By Mary Welch

Staff Writer

Triad Biotechnology Inc. raised $12 million through a private financing, one of the largest start-up financings in the biopharmaceutical industry in recent years.

"The money raised was twice as much as we originally set out to raise," said Stephen Coutts, Triad's founder and chief operating officer. "When we first went around to investors we were told they liked our technology but not our business model. We changed our business model so that, although we are a volume drug-discovery business - a real drug-discovery engine - that can provide inhibitors in a very short time, we will not develop our own drugs. We will license chemical leads to others."

That change in focus helped attract investors.

"My impression is that investors are more interested in processes rather than companies that discover drugs," Coutts said. "The risks are too great and there's been too many failures. It also keeps a company's money tied up for several years as the drug goes through the clinical trial process. It's either feast or famine, and there's been too many famines."

Among the investors were Skyline Ventures, of Palo Alto, Calif.; GeneChem Technologies Venture Fund, of Montreal; Hambrecht & Quist Life Science Investors, of Boston; Hambrecht & Quist Healthcare Investors, of Boston; and Lombard-Odier, of Zurich, Switzerland. Twelve million shares of Series A preferred stock were offered.

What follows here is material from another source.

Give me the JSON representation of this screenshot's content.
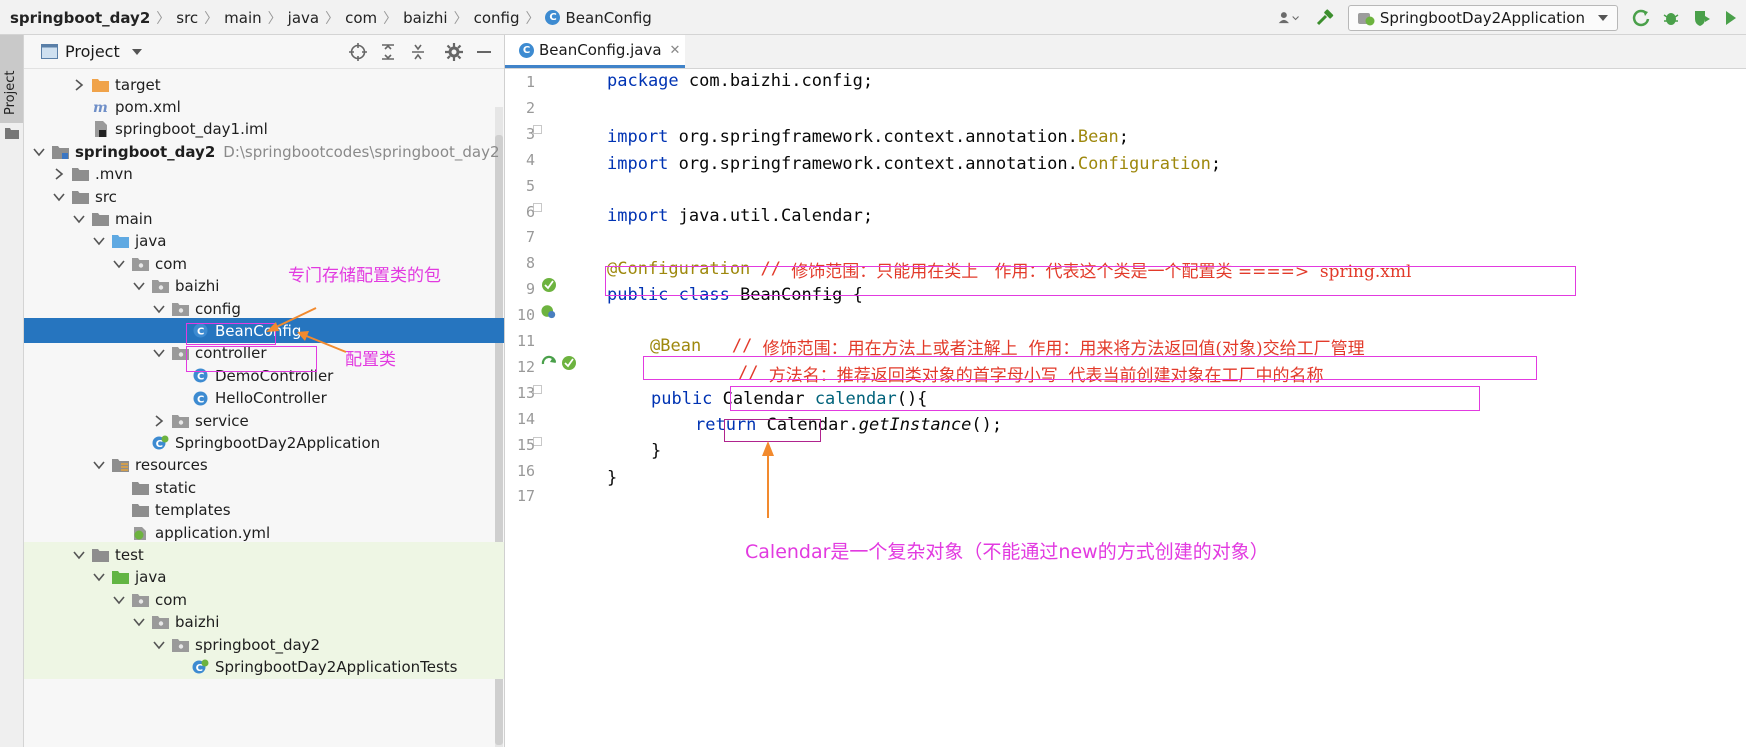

Coutts, former chief financial officer of La Jolla Pharmaceutical Co. in San Diego, and Daniel Sem, one of the senior scientists at La Jolla, started working on a new company about a year ago. Sem is the inventor of Triad's technology. "We put together our ideas, filed patents and got the money," he said.

Triad, based in Rancho Santa Fe, Calif., is defining new ways of discovering high-affinity inhibitors for important enzyme targets. Using protein nuclear magnetic resonance (NMR) methodology, Triad will construct focused combinatorial libraries of small molecules, with each library specific for a gene family.

The technology is based on NMR-guided, integrated, object-oriented pharmacoengineering (IOPE), which integrates combinatorial chemistry, informatics, structural biology and enzymology to generate drug leads quickly.

"IOPE is a way of discovering drugs with high-affinity inhibitors for certain targets," Coutts said. "We use NMR to provide guidance of constructing small combinatorial libraries that are highly focused. Essentially, we speed up the discovery of inhibitors for certain types of protein targets and use NMR to guide us in our chemistry."

The company has four employees now but expects to have about 25 by the end of the year.